Still, where Homefront missteps, it does at least nail the core of the game: shooting. Playing under such a tight leash, there’s little opportunity for flanking (at least until a squad-mate directs you to a new magical pathway) but enemy AI puts up a resilient fight. Guns are plentiful, and in Call of Duty style, variants of the standard machine-gun litter your wake. But in terms of actual action, Homefront feels slower paced than Call of Duty. This is chiefly down to your own movement, which is more lethargic than the norm. Even sprinting – something that sets you into warp speed in most contemporary games – only marginally quickens your progress. But what this does is give your weapons a feeling of solidity. You get the impression you’re labouring under heavy, powerful firearms. And they sure do pack a punch. Enemies can be extinguished with one or two shots, meaning that every gun feels concussive. Moreover, your own health is depleted after a few well-aimed shots and with hit-detection so spot on, the game never seems unfair.
What you have then is a competent and challenging shooter wrapped up in a derivative package. And with so many solid shooters adhering to the same mechanics, it’s difficult to recommend Homefront for solitary gamers. Multiplayer, however, shows more promise. With Frontlines: Fuel of War to their credit, Kaos is certainly more adept at crafting online play, and the team-based structure of the game (which is forced into the single-player campaign) works better here.
Vehicular, airborne and infantry combat are thrown together in maps that afford you both room and manoeuvrability: a complete departure from the single-player campaign then. The result is a nice mix of gameplay styles. Moreover, the game puts the onus on playing well in the here and now, with a battle points system that rewards excellent play in the match proper. Battle points grant bigger and better goodies, rewarding genuinely good players rather than those that simply play all the time. The maps themselves are large, and though not plentiful, you’ll find the layered system caters for gamers of all inclinations.

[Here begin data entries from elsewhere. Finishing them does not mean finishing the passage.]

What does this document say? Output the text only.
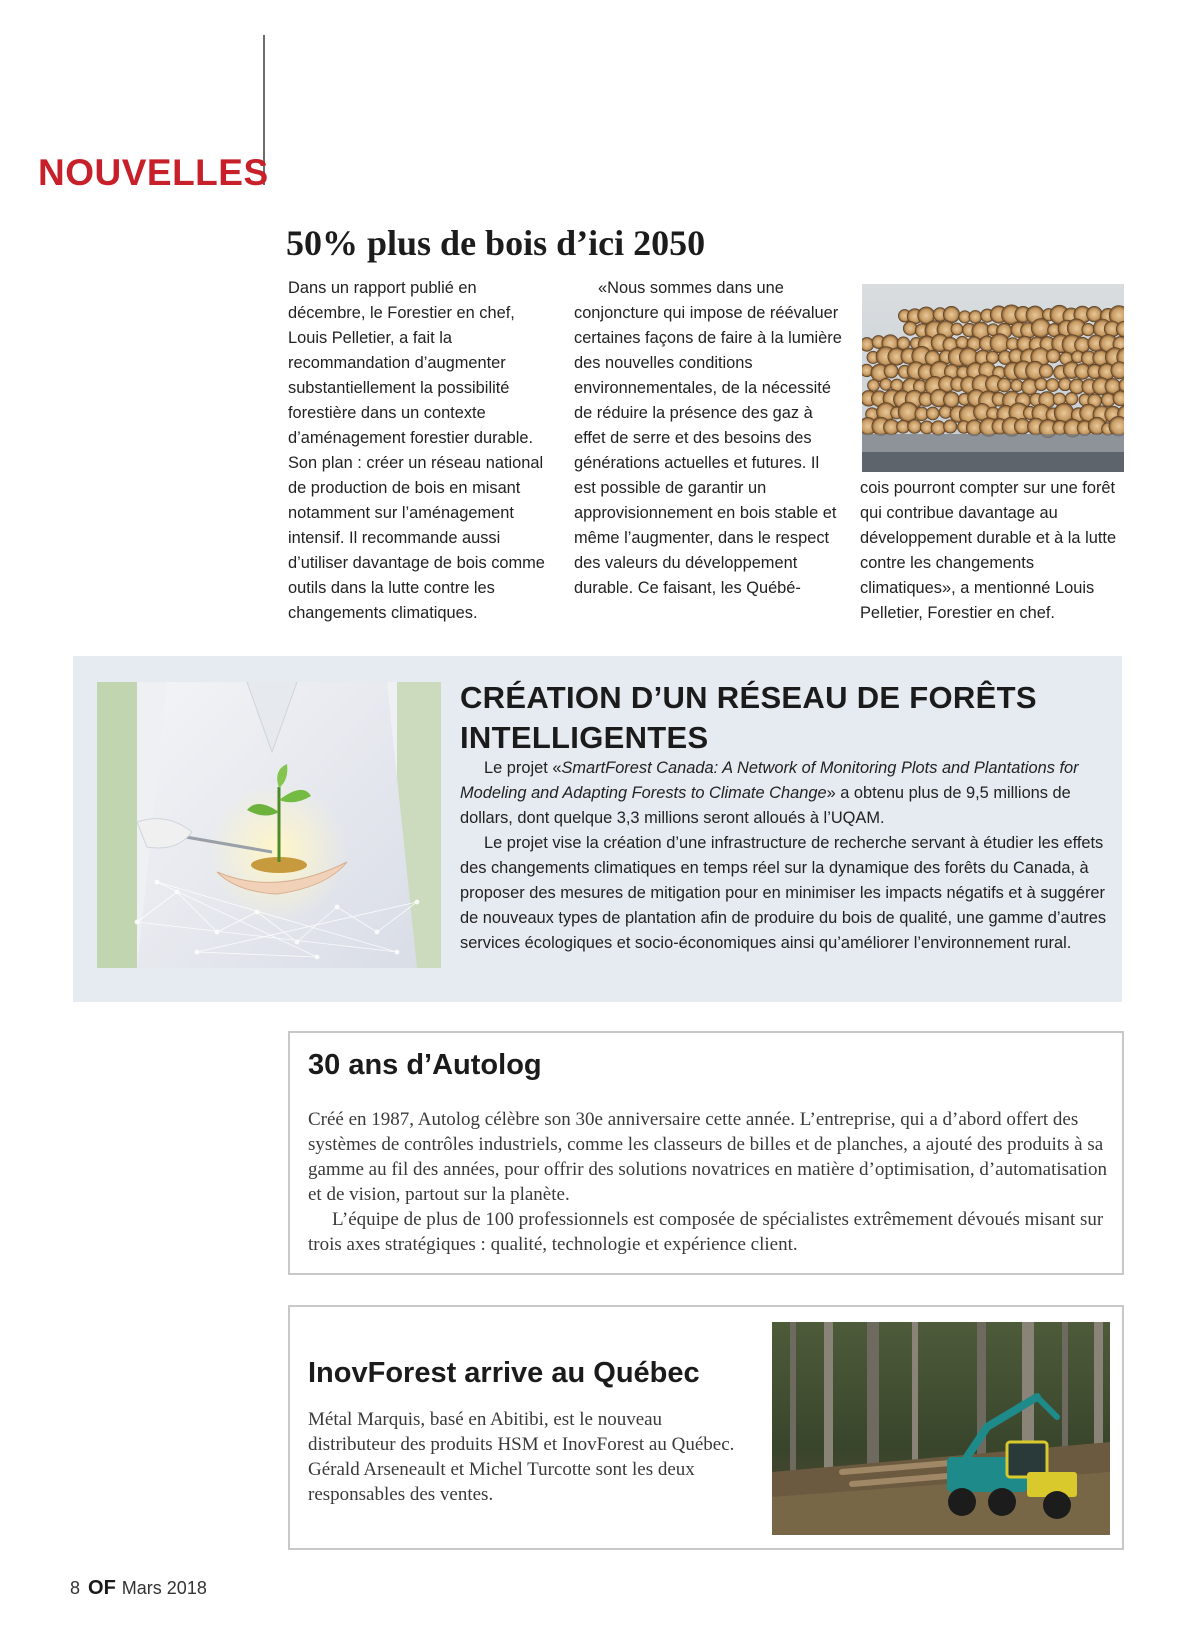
NOUVELLES
50% plus de bois d’ici 2050

Dans un rapport publié en décembre, le Forestier en chef, Louis Pelletier, a fait la recommandation d’augmenter substantiellement la possibilité forestière dans un contexte d’aménagement forestier durable. Son plan : créer un réseau national de production de bois en misant notamment sur l’aménagement intensif. Il recommande aussi d’utiliser davantage de bois comme outils dans la lutte contre les changements climatiques.

«Nous sommes dans une conjoncture qui impose de réévaluer certaines façons de faire à la lumière des nouvelles conditions environnementales, de la nécessité de réduire la présence des gaz à effet de serre et des besoins des générations actuelles et futures. Il est possible de garantir un approvisionnement en bois stable et même l’augmenter, dans le respect des valeurs du développement durable. Ce faisant, les Québé-

cois pourront compter sur une forêt qui contribue davantage au développement durable et à la lutte contre les changements climatiques», a mentionné Louis Pelletier, Forestier en chef.

CRÉATION D’UN RÉSEAU DE FORÊTS INTELLIGENTES

Le projet «SmartForest Canada: A Network of Monitoring Plots and Plantations for Modeling and Adapting Forests to Climate Change» a obtenu plus de 9,5 millions de dollars, dont quelque 3,3 millions seront alloués à l’UQAM.

Le projet vise la création d’une infrastructure de recherche servant à étudier les effets des changements climatiques en temps réel sur la dynamique des forêts du Canada, à proposer des mesures de mitigation pour en minimiser les impacts négatifs et à suggérer de nouveaux types de plantation afin de produire du bois de qualité, une gamme d’autres services écologiques et socio-économiques ainsi qu’améliorer l’environnement rural.

30 ans d’Autolog

Créé en 1987, Autolog célèbre son 30e anniversaire cette année. L’entreprise, qui a d’abord offert des systèmes de contrôles industriels, comme les classeurs de billes et de planches, a ajouté des produits à sa gamme au fil des années, pour offrir des solutions novatrices en matière d’optimisation, d’automatisation et de vision, partout sur la planète.

L’équipe de plus de 100 professionnels est composée de spécialistes extrêmement dévoués misant sur trois axes stratégiques : qualité, technologie et expérience client.

InovForest arrive au Québec

Métal Marquis, basé en Abitibi, est le nouveau distributeur des produits HSM et InovForest au Québec. Gérald Arseneault et Michel Turcotte sont les deux responsables des ventes.

8 OF Mars 2018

The multiplayer is not a world beater, nor is it likely to sway most gamers from their staple fix, but it certainly outstrips the single-player component. Still, a half-baked campaign and a solid multiplayer component does not make for good value. Sure, good ideas frequent the story mode but its potential is squandered by restrictive level design and a policy to play it safe. Having Korean/American Hopper on your side could have made for interesting flare-ups, but he remains a mostly peripheral figure throughout the story. Visually, the game makes poor use of the Unreal 3 engine and though a good orchestral score keeps you engrossed, the music alone fails to lift the game’s overall presentation. Even enjoyable multi-play is mitigated by the reality that many gamers will likely migrate back to more hallowed ground. Thus, Homefront is a pleasant diversion at best. At worst, it’s a sub-par action game riddled with flaws and design missteps. Perhaps an option for pressing “A” and skipping the entire campaign would have been better advised.